Se as nossas teologias estivessem mais interessadas na Verdade do que no


Poder, desde há muito teriam abandonado o egocentrismo pelo logocentrismo.
Mas as teologias são produto do homem-ego, que não pode deixar de ser
egoísta, e todo egoísta sacrifica a Verdade pelo Poder.

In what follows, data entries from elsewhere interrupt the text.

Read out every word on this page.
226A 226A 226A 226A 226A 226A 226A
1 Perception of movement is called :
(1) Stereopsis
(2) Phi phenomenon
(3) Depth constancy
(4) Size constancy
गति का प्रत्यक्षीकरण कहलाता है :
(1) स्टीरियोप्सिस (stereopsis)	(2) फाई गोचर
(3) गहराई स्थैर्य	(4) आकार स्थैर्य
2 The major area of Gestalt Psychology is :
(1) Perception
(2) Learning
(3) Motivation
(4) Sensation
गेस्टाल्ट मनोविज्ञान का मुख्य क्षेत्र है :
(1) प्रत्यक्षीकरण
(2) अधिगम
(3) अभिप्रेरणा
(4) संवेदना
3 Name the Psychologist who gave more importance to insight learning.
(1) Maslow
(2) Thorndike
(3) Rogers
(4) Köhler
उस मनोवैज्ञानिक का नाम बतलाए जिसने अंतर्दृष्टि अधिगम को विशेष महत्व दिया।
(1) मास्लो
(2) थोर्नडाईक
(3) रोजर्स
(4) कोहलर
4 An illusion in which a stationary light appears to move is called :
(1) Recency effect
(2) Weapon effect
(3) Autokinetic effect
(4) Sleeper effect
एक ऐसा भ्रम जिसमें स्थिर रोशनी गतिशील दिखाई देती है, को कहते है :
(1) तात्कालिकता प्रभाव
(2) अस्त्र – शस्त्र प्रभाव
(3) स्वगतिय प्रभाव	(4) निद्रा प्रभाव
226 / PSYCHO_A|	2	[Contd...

O retorno do nosso cristianismo teológico à mensagem do Cristo é, pois, uma


questão da vitória da Verdade sobre o Poder, da individualidade espiritual do
homem sobre a sua personalidade intelectual, o triunfo do Eu divino sobre o
ego humano. As nossas igrejas são do partido do ego, e não do Eu; alistaramse no
exército do Tentador – “Eu te darei todos os reinos do mundo e sua
glória” – e apostataram a causa sagrada do Tentado – “o meu reino não é
deste mundo... eu sou o rei da Verdade”...

As nossas teologias encolhem os ombros e perguntam com Pilatos quid est


veritas? – e ficam devendo resposta a essa pergunta magna... E repetem, com
Pilatos: “não sabes que eu tenho o poder?”.